How to Choose and Wear Hiking Gaiters?
Nothing can compare to that sickening feeling you get when there is something in your shoes. It doesn’t matter where you are or what you are doing. You could be in your backyard or hiking in the white mountains. When there is something inside your shoes between your feet and the souls, it’s a crushing feeling. Luckily, there is a remedy to this exasperating feeling. Here in this blog were going to discuss the great invention known as gaiters. You must be wondering what are gaiters and ho to wear them. Well, we are going to tell you the ins and outs of how to choose and use hiking gaiters. If that sounds like something you would like to know about, then read on!
Like many things in life, there are always options. And like options, the styles can come and go. Here we’re going to talk about the different types of gaiters that people can choose from. We have some tips on picking and choosing, and Wheel discussions about some of the pros and cons of the different types of styles that you can use. Along with the styles, we will talk about what are gaiters used for, and what brands you can use on whatever adventures may come your way. Whether you are scrambling on a trail or trekking a mountain, we will find a use for you.
Table of Contents
What’s Your Length Style?
The first thing you want to decide is going to be your length style. From long to short, there are many to choose from. Fundamentally though, they all perform the same function as the other. The primary key here is that they keep stuff out of your shoes. But for every job, there is a tool made just for the occasion. In this case, we mean the variety of styles to choose from. Believe it or not, there is a difference depending on what you are doing. If you are on a mountaineering expedition, taking a long-distance hike, running a trail, there is a style made just for that.
If you are more the expedition type, then these are for you! First, consider the full length. These styles will cover the majority of the lower half of your leg. This will help to ensure that snow or ice stays out of your winter hiking boots. You can also quickly secure your trekking pants from underneath them.
No matter how far or how high you climb, or no matter how deep the snow you may trek through gets, one thing’s for sure. Your feet are going to be dry and warm. With the sturdy materials that the Gaiters are made from their not only waterproof but they provide and an extra layer of insulation on critical points of the body to help keep you moving.
Our next selection is for the avid hiker. This is a style that much resembles the ones we just spoke about, but they are not the same. The ones we’re talking about are typically shorter than the ones made for extreme weather climbing. Resting from your ankles to your calves, they only cover the second half of your leg. Another thing to note when you choose hiking gaiters is that they are most often made out of a much thinner material and are much more “stiff” to the touch. On a positive note, they are usually less expensive as well.
The Type of Terrain
Something to consider when picking these is the types of terrain you will be encountering. If you plan to trek in anything deeper than your knees, then you may want to consider a different style. On the other hand, though, it is essential to differentiate between deciding to hike in a smaller model or a larger one because let’s face it, style matters!
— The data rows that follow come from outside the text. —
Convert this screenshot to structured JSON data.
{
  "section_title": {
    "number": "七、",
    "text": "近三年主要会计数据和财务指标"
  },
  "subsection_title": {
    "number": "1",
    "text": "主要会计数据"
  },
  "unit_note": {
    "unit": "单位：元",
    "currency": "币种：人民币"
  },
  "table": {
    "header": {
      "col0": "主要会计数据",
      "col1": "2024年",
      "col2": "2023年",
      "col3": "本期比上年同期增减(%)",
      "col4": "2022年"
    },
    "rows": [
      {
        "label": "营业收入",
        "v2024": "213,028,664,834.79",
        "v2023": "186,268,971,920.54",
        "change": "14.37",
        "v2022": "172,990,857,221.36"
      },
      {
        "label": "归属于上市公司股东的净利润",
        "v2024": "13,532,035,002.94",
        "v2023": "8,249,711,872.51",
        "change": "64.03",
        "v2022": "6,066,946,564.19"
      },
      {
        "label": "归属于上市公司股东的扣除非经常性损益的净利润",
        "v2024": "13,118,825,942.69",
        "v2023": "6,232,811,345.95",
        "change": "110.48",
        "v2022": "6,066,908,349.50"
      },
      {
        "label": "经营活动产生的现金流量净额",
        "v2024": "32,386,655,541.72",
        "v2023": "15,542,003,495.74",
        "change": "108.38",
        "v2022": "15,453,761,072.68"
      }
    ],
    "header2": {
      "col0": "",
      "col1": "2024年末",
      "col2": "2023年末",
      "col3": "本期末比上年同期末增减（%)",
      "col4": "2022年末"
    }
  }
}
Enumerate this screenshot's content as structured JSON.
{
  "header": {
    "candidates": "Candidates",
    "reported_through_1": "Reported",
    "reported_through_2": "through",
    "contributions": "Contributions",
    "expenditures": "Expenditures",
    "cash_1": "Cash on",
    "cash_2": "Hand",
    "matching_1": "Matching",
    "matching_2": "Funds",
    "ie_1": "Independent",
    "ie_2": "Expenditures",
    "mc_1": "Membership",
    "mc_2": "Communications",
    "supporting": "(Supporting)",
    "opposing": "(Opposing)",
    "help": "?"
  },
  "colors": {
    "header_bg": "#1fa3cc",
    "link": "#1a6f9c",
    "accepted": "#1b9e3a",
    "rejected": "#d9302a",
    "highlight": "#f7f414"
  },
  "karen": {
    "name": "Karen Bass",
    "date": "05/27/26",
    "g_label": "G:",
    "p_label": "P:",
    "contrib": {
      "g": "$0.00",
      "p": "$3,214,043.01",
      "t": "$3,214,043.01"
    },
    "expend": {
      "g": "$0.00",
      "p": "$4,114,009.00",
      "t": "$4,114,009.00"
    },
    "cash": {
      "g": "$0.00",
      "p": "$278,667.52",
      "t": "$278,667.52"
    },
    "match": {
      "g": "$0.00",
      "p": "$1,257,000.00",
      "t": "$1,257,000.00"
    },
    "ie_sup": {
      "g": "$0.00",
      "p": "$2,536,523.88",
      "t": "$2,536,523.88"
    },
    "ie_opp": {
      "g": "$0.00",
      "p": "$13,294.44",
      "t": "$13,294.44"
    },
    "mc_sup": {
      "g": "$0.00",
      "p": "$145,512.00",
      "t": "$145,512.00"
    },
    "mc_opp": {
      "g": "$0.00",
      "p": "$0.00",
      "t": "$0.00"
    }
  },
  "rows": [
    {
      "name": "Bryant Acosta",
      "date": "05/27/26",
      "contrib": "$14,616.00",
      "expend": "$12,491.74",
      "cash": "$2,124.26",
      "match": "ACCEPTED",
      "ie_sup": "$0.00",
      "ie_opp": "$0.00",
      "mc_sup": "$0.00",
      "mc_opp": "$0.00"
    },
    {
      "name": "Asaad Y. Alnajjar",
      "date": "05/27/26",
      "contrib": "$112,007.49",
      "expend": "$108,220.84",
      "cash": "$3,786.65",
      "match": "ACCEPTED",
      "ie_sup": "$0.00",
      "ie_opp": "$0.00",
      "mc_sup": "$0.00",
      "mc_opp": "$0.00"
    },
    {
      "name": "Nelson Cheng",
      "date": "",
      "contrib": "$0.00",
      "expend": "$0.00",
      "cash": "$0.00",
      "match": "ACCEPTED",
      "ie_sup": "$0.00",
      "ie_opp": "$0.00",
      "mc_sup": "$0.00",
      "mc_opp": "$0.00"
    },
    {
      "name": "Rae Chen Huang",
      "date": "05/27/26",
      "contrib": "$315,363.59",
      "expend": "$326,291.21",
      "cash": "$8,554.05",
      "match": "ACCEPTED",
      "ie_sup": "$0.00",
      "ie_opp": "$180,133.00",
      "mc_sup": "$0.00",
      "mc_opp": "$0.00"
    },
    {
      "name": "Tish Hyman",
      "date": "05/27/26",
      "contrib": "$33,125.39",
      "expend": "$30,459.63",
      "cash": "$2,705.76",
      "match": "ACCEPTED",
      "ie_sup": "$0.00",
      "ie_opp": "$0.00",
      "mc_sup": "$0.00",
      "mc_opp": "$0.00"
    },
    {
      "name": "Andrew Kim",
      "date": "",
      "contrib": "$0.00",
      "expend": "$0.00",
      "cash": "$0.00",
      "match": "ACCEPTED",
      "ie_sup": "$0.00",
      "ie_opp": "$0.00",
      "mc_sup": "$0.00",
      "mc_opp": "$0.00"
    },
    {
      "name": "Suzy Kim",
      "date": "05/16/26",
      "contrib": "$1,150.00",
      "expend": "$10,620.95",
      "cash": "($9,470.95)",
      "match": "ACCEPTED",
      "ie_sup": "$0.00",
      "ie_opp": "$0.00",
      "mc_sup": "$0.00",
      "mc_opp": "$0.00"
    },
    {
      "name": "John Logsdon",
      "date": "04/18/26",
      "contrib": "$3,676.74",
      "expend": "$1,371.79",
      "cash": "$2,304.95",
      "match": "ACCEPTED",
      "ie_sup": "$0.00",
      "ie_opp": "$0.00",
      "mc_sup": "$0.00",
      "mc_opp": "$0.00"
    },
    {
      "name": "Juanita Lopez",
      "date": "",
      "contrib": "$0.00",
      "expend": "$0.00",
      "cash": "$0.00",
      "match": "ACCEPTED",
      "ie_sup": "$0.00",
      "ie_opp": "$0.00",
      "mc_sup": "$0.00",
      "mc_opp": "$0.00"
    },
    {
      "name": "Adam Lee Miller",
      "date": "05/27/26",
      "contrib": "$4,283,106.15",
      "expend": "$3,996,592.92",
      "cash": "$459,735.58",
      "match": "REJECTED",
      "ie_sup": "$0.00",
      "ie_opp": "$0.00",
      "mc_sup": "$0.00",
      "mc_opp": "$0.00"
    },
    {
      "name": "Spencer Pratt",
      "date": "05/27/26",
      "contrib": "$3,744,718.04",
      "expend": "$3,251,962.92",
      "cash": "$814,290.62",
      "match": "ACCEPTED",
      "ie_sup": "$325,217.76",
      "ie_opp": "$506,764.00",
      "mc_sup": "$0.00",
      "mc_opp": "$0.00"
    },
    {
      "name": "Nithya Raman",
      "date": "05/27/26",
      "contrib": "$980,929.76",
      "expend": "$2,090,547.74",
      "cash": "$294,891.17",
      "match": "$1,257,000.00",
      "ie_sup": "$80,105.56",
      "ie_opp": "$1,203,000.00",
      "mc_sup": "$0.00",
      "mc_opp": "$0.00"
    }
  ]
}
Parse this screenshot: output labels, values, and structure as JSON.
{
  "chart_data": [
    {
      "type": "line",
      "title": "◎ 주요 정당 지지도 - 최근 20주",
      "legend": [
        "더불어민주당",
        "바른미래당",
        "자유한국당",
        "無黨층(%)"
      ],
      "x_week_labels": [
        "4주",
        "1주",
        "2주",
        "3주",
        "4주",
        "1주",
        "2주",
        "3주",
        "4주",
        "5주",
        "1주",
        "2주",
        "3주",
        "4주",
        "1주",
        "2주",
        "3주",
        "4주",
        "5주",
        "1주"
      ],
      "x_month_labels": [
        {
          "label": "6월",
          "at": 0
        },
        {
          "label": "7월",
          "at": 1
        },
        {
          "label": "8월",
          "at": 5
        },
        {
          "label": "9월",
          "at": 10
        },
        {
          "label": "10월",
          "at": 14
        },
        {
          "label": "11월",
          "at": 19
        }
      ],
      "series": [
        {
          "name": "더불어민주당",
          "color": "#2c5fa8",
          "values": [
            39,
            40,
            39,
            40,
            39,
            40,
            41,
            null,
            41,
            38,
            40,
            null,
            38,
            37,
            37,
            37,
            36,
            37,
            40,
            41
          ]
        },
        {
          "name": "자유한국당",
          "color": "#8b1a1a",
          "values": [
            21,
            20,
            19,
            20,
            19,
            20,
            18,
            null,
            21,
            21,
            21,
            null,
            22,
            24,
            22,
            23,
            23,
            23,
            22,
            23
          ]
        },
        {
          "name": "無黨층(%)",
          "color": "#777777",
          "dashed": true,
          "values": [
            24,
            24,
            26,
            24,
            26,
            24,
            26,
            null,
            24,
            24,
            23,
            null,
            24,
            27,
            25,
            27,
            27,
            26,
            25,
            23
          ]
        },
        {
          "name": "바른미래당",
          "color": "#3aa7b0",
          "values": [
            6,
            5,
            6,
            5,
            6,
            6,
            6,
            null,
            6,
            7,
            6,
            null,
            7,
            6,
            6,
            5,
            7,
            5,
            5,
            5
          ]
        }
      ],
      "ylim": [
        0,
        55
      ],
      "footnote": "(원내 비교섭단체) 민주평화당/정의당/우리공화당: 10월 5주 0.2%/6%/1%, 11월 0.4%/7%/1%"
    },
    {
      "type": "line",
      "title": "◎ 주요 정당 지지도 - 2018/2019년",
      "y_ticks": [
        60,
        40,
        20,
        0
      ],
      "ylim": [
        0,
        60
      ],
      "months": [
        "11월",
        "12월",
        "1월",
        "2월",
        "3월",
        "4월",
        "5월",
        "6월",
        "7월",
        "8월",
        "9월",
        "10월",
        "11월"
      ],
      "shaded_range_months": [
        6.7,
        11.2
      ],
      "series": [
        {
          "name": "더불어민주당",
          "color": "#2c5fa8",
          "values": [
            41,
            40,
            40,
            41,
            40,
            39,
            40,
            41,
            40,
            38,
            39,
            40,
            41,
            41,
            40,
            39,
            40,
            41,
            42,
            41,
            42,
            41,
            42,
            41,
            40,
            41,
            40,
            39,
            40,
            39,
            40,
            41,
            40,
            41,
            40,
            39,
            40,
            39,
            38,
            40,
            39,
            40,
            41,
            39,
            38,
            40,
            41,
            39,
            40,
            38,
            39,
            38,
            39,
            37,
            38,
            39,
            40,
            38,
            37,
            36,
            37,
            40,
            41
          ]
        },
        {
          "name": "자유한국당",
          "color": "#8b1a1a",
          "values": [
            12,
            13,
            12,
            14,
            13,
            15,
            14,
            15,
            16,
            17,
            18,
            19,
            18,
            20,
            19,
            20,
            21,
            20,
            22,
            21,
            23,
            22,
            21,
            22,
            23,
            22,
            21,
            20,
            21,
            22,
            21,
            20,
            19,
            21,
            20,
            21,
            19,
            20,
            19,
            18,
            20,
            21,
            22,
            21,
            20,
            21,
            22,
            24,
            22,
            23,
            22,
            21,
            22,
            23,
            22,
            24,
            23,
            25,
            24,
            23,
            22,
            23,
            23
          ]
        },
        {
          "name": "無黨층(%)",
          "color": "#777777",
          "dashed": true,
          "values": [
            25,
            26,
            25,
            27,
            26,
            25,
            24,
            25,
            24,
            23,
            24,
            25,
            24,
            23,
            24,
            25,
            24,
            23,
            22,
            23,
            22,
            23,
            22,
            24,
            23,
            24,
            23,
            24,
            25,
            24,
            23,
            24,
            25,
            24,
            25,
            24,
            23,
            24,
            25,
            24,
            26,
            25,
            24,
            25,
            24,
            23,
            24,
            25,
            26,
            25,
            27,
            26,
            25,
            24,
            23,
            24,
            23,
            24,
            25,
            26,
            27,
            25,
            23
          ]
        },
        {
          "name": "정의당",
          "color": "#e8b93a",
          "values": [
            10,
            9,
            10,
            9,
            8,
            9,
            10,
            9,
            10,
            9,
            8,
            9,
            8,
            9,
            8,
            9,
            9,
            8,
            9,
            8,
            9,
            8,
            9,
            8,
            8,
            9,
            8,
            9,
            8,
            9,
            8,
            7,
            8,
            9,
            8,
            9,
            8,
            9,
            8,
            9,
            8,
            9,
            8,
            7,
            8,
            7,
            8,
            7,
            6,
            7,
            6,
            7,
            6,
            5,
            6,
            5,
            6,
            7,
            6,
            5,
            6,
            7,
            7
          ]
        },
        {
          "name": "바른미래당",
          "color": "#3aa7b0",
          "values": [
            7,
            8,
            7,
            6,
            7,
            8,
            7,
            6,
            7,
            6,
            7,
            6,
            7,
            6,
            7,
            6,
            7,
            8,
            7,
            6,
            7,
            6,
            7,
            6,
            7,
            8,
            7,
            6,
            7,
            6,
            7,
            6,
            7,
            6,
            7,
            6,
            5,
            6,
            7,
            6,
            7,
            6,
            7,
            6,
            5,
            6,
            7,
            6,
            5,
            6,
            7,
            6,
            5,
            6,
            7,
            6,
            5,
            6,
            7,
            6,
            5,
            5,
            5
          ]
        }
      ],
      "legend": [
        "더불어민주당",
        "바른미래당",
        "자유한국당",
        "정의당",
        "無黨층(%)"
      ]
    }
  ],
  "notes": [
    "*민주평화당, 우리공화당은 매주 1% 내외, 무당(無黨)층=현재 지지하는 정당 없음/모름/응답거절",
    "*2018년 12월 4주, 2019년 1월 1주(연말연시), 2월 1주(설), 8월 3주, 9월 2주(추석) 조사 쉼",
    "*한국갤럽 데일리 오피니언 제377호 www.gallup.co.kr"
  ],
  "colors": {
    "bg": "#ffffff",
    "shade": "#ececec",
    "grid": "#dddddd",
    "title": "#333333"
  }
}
Especially when it pertains to the amount of comfort you get out of your investment. Since some of the hiking gaiters reach past your ankles rather than those of the ones that reach past your knees, the quality of protection is dependent on the environment your trekking in. So, when the time to choose trekking gaiters, make sure you consider the environment.
Another style to differentiate from would be an even shorter version of the ones we just spoke about. Most recognized by the sharp, low cut they provide, they typically don’t reach past your ankles. These styles are usually a much lighter and more flexible material allowing more stretchability. While they aren’t entirely waterproof, they are slightly water-resistant.
The primary function of this style is to keep debris out of your shoes as you make your way down the trails. Specifically designed to attach to your hiking boots with straps and laces or hooks, they do what they are intended to do. There are even some shoe brands that create their footwear to be compatible with these types of Gaiters. If you have the money and the time, then maybe it’s something that you can invest some time into learning about.
What’s the Best Thing About Trekking Gaiters?
One of the last things we would like to touch on is the pros and cons of the Gaiters. We’ve listed below a few bullet points defining the pros and cons of the use.
- They offer an additional layer of comfort and protection from debris and external moisture, such as water and snow.
- They offer extra protection from harmful vegetation that may want to poke or prod you as you trek along.
- They dry out rather quickly, ensuring you keep and retain heat.
- While they are well insulated, they keep out just as much moisture as they keep in. While some styles may have been designed for ventilation, there is a good chance that you are going to end up with moisture build-up within your hiking shoes and lower legs.
- Nobody likes to strap on their shoes or boots. Let’s face it; it can be tasking. Unfortunately, these can be the same. Taking them off and putting them on can be a hassle. That is why it is important to know how to put on gaiters.
So there you have it. And if you didn’t know how to wear gaiters or what are gaiters for, know you do. Once you know what type of activities you are going to encounter, you can take it from there. Take into account your terrain and environmental conditions, which is going to narrow down your selection options quite a bit. Once you have done that, it is smooth sailing!